The role of MRCP is broad. It can be used as a primary diagnostic cholangiography and pancreatography study. In cases of failed or incomplete ERCP, MRCP can be used to delineate biliary tree anatomy, both proximal and distal to the level of obstruction. Additionally, MRCP can be used in conjunction with T2-weighted and gadolinium-enhanced gradient dynamic, or fat-saturated SE T1-weighted sequences of the liver and pancreas to determine the cause of obstruction, as well as to identify the extent of local and metastatic liver spread in the setting of malignant obstruction. MRCP allows the determination of patients who need biliary drainage and the selection of the most appropriate route--either via ERCP or percutaneous intervention. Fulcher et al demonstrated an accuracy of 98.2% for the diagnosis of malignant obstruction utilizing MRCP. In that study, use of MRCP obviated the need for ERCP by excluding biliary stones in 95 of 300 patients (32%) with undiagnosed abdominal pain or acute pancreatitis.

Recent studies of the MRCP diagnosis of choledocholithiasis are favorable, with sensitivity ranging from 81 to 100% and specificity ranging from 97 to 100% for the detection of biliary stones. Biliary stones appear black on the background of bright/white bile. This is compared to ERCP data, published by Frey et al, which report a sensitivity of 90.4% and a specificity of 98% in the detection of choledocholithiasis.

MRCP also can be used to assess variant and postoperative biliary anatomy, acute or chronic pancreatitis, and cholangitis.

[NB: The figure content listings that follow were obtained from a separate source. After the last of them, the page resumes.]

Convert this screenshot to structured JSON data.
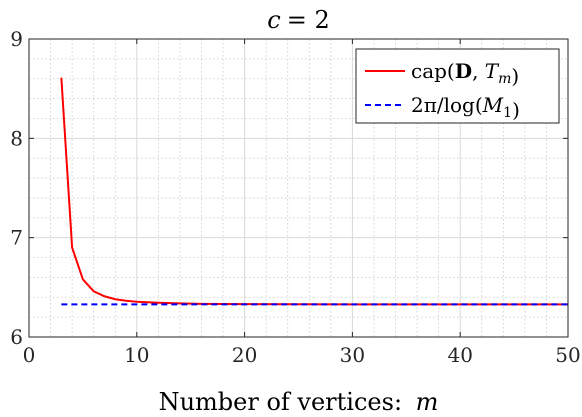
{
  "chart_data": {
    "type": "line",
    "title": "c = 2",
    "xlabel": "Number of vertices: m",
    "ylabel": "",
    "xlim": [
      0,
      50
    ],
    "ylim": [
      6,
      9
    ],
    "xticks": [
      0,
      10,
      20,
      30,
      40,
      50
    ],
    "yticks": [
      6,
      7,
      8,
      9
    ],
    "grid": true,
    "minor_grid": true,
    "legend_position": "top-right",
    "series": [
      {
        "name": "cap(D, T_m)",
        "color": "#ff0000",
        "style": "solid",
        "x": [
          3,
          4,
          5,
          6,
          7,
          8,
          9,
          10,
          12,
          14,
          16,
          18,
          20,
          25,
          30,
          35,
          40,
          45,
          50
        ],
        "y": [
          8.61,
          6.9,
          6.58,
          6.46,
          6.41,
          6.38,
          6.365,
          6.355,
          6.345,
          6.338,
          6.334,
          6.332,
          6.331,
          6.3295,
          6.329,
          6.3288,
          6.3287,
          6.3286,
          6.3286
        ]
      },
      {
        "name": "2π/log(M_1)",
        "color": "#0000ff",
        "style": "dashed",
        "x": [
          3,
          50
        ],
        "y": [
          6.3285,
          6.3285
        ]
      }
    ]
  }
}
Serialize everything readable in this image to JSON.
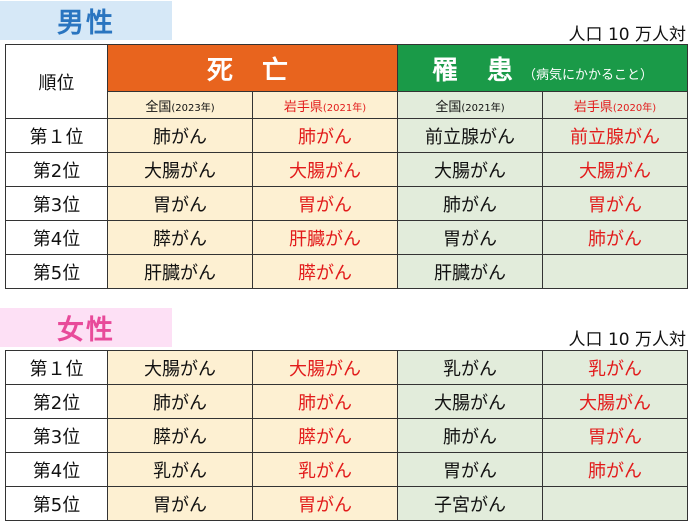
{
  "male": {
    "title": "男性",
    "unit": "人口 10 万人対",
    "rank_header": "順位",
    "death_header": "死 亡",
    "incidence_header": "罹 患",
    "incidence_note": "（病気にかかること）",
    "subheaders": [
      {
        "label": "全国",
        "year": "(2023年)"
      },
      {
        "label": "岩手県",
        "year": "(2021年)"
      },
      {
        "label": "全国",
        "year": "(2021年)"
      },
      {
        "label": "岩手県",
        "year": "(2020年)"
      }
    ],
    "rows": [
      [
        "第１位",
        "肺がん",
        "肺がん",
        "前立腺がん",
        "前立腺がん"
      ],
      [
        "第2位",
        "大腸がん",
        "大腸がん",
        "大腸がん",
        "大腸がん"
      ],
      [
        "第3位",
        "胃がん",
        "胃がん",
        "肺がん",
        "胃がん"
      ],
      [
        "第4位",
        "膵がん",
        "肝臓がん",
        "胃がん",
        "肺がん"
      ],
      [
        "第5位",
        "肝臓がん",
        "膵がん",
        "肝臓がん",
        ""
      ]
    ]
  },
  "female": {
    "title": "女性",
    "unit": "人口 10 万人対",
    "rows": [
      [
        "第１位",
        "大腸がん",
        "大腸がん",
        "乳がん",
        "乳がん"
      ],
      [
        "第2位",
        "肺がん",
        "肺がん",
        "大腸がん",
        "大腸がん"
      ],
      [
        "第3位",
        "膵がん",
        "膵がん",
        "肺がん",
        "胃がん"
      ],
      [
        "第4位",
        "乳がん",
        "乳がん",
        "胃がん",
        "肺がん"
      ],
      [
        "第5位",
        "胃がん",
        "胃がん",
        "子宮がん",
        ""
      ]
    ]
  },
  "colors": {
    "death": "#e8641e",
    "incidence": "#1a9a48",
    "iwate_text": "#e21b1b",
    "male_title": "#2a75c0",
    "female_title": "#e84a9a"
  }
}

The disadvantages of MRCP compared to ERCP include the inability to biopsy tissues, the inability to perform a therapeutic role (such as stent placement or endoscopic sphincterotomy), and slightly diminished image resolution.

Overall, the role of MRCP is increasing as a reliable and sensitive exam that can perform a rapid acquisition, yielding diagnostic information comparable to that of ERCP.